While working on istio on the ml-serve-eqiad cluster, I noticed the following error in the kube-api logs:
Jul 01 09:33:07 ml-serve-ctrl1002 kube-apiserver[421]: E0701 09:33:07.002314 421 dispatcher.go:129] failed calling webhook "validation.istio.io": Post https://istiod.istio-system.svc:443/validate?timeout=30s: dial tcp 10.64.77.73:443: i/o timeout
The IP is part of a svc that istiod creates to expose a validation webhook service:
elukey@ml-serve-ctrl1001:~$ kubectl describe svc -n istio-system Name: istiod Namespace: istio-system [..] Selector: app=istiod,istio=pilot Type: ClusterIP IP: 10.64.77.73 <===================================== Port: grpc-xds 15010/TCP TargetPort: 15010/TCP Endpoints: 10.64.79.74:15010 Port: https-dns 15012/TCP TargetPort: 15012/TCP Endpoints: 10.64.79.74:15012 Port: https-webhook 443/TCP <========================== TargetPort: 15017/TCP Endpoints: 10.64.79.74:15017 <============================ Port: http-monitoring 15014/TCP TargetPort: 15014/TCP Endpoints: 10.64.79.74:15014 Session Affinity: None Events: <none> elukey@ml-serve-ctrl1001:~$ kubectl describe ep -n istio-system Name: istiod Namespace: istio-system [..] Subsets: Addresses: 10.64.79.74 NotReadyAddresses: <none> Ports: Name Port Protocol ---- ---- -------- http-monitoring 15014 TCP https-webhook 15017 TCP <======================== grpc-xds 15010 TCP https-dns 15012 TCP
The kube-api needs to be able to call 10.64.77.73, but the IP is available only on k8s worker nodes where calico runs.
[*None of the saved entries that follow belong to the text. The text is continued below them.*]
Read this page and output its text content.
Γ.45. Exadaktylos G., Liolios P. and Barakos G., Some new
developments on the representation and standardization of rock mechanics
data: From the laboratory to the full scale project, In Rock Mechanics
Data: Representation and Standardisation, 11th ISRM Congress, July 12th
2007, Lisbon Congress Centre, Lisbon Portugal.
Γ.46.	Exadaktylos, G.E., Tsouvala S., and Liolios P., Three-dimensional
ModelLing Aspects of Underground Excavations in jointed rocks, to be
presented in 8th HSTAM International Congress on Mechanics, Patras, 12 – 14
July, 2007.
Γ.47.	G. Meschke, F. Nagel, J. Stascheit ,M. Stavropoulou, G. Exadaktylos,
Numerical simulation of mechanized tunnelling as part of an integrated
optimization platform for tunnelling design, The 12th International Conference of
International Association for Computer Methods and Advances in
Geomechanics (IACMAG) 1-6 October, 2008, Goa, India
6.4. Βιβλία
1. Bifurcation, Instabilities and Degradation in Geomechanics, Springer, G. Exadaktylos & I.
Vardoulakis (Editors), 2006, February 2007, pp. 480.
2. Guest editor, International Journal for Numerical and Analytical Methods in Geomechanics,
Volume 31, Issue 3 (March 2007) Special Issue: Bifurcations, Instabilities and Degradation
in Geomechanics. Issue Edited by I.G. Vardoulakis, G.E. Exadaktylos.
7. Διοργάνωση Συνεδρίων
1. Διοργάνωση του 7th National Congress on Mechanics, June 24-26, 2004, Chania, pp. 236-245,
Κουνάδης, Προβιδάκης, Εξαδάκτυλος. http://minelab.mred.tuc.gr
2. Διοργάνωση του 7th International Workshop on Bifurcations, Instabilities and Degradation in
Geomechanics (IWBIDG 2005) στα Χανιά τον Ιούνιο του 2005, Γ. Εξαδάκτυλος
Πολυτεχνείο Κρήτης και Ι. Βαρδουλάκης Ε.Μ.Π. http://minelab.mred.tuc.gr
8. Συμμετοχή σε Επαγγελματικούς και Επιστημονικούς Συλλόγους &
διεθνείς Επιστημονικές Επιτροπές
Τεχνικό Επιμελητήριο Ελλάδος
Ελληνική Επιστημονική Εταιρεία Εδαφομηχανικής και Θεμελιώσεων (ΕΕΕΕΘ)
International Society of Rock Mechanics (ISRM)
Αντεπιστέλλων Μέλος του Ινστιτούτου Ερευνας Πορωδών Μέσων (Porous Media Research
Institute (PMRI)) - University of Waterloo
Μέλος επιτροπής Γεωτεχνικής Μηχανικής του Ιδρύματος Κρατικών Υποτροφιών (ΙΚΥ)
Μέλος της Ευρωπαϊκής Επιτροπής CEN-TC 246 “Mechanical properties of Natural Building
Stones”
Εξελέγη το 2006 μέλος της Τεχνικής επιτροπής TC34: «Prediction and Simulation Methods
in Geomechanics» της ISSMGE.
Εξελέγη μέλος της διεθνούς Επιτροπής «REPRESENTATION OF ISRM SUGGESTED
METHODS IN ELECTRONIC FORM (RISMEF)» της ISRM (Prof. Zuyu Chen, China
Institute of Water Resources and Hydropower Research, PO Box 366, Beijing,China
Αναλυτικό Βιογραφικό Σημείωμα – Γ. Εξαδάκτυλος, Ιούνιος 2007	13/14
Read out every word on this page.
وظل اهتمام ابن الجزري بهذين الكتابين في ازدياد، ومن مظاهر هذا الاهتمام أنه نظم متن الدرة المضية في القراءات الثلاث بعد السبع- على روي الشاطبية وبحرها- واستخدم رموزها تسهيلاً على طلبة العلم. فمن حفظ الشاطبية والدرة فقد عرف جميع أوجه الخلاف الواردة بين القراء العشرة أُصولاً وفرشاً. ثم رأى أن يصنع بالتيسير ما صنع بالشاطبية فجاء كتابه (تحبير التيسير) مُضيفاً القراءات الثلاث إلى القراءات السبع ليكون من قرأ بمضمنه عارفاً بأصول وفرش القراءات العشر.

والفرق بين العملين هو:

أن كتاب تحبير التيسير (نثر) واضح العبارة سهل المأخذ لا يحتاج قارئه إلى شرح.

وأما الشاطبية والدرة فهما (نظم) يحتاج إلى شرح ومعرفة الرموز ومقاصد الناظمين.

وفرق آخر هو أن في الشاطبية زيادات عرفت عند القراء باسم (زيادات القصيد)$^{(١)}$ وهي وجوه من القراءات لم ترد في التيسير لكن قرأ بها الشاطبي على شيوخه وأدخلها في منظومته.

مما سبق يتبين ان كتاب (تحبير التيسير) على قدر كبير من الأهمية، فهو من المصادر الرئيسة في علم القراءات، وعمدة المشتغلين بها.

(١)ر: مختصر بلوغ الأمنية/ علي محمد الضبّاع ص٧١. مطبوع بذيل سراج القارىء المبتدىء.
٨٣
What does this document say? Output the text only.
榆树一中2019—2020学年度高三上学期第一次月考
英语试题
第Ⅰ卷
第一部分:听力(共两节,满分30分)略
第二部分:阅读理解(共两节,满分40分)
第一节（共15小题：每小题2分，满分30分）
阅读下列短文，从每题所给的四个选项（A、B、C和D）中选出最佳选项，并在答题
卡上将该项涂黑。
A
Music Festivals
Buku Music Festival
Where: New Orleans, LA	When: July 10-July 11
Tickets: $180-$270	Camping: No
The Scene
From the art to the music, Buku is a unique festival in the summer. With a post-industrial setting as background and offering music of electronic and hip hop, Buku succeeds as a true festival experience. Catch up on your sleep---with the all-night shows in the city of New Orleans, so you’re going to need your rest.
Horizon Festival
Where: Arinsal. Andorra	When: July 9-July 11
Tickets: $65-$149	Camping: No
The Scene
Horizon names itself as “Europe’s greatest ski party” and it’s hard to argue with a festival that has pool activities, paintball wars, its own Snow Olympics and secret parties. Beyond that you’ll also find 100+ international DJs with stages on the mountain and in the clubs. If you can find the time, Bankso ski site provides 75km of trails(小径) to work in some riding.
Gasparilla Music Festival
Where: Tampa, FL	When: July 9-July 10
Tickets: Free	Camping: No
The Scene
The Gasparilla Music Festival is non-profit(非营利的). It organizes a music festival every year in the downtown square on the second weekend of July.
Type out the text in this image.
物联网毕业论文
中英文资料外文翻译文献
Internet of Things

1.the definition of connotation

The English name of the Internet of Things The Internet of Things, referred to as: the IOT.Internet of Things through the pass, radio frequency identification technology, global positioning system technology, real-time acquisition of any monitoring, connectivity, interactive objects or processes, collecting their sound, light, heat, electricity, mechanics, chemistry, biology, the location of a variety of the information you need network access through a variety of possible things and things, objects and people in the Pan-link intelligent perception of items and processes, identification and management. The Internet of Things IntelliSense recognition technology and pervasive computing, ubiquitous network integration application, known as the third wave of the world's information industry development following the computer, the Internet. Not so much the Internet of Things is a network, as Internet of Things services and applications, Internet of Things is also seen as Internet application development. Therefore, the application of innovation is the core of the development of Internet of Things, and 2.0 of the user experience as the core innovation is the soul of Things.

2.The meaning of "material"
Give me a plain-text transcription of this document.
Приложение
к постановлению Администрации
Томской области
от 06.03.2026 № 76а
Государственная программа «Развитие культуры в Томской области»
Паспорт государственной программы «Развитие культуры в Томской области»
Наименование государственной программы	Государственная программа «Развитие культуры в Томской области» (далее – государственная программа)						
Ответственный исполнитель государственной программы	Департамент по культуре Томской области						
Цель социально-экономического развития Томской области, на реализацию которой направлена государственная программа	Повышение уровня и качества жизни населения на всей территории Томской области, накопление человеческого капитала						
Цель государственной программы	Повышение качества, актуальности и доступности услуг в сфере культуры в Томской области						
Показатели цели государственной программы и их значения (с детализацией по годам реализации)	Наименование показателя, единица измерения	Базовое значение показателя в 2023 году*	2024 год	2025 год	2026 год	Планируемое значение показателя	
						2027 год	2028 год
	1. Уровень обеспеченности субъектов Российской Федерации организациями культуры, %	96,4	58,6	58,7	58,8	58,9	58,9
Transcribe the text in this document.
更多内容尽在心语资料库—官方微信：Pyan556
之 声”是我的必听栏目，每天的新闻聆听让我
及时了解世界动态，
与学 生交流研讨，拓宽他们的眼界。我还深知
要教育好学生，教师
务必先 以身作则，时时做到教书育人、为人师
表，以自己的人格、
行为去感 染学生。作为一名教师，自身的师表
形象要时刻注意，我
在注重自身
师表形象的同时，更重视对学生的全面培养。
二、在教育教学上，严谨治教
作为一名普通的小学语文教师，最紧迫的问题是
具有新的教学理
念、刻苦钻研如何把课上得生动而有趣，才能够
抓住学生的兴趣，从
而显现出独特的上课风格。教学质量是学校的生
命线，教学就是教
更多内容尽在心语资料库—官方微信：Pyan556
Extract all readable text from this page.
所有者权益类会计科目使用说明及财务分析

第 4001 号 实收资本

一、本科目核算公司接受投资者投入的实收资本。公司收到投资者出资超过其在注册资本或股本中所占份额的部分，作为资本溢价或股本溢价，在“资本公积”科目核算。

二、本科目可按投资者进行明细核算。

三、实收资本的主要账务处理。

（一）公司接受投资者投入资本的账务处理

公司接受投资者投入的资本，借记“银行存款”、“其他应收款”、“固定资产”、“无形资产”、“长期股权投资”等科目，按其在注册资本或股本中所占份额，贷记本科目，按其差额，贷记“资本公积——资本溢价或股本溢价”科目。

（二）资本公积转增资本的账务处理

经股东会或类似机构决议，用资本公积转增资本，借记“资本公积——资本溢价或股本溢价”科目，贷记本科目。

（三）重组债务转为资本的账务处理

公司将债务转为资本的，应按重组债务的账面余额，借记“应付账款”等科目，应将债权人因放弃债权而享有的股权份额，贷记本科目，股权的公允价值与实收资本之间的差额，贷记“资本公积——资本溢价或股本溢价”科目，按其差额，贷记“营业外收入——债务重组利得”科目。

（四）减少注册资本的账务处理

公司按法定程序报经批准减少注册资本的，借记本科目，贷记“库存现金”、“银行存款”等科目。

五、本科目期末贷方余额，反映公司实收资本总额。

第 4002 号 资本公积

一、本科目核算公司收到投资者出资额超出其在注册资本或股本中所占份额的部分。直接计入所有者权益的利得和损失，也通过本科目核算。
The Kubeflow stack is full of webhooks, so it would be great if we could find a way to add calico to the master nodes to enable the extra routing needed.
Some caveats:
- The bird daemon runs in a container (calico-node) in our current worker setup, so it is not sufficient to add profile::calico::kubernetes and add BGP peering to cr* routers.
- We could run calico-node as docker container launched by systemd on master nodes, but it would be yet another way of starting it (and another thing to maintain).
- We could run calico-node similar to how we run it on worker nodes, but we'd also need to deploy kubelet on master nodes (currently not running on them).
- Some tweaks in deployment-charts may be needed to deploy calico on master nodes as well.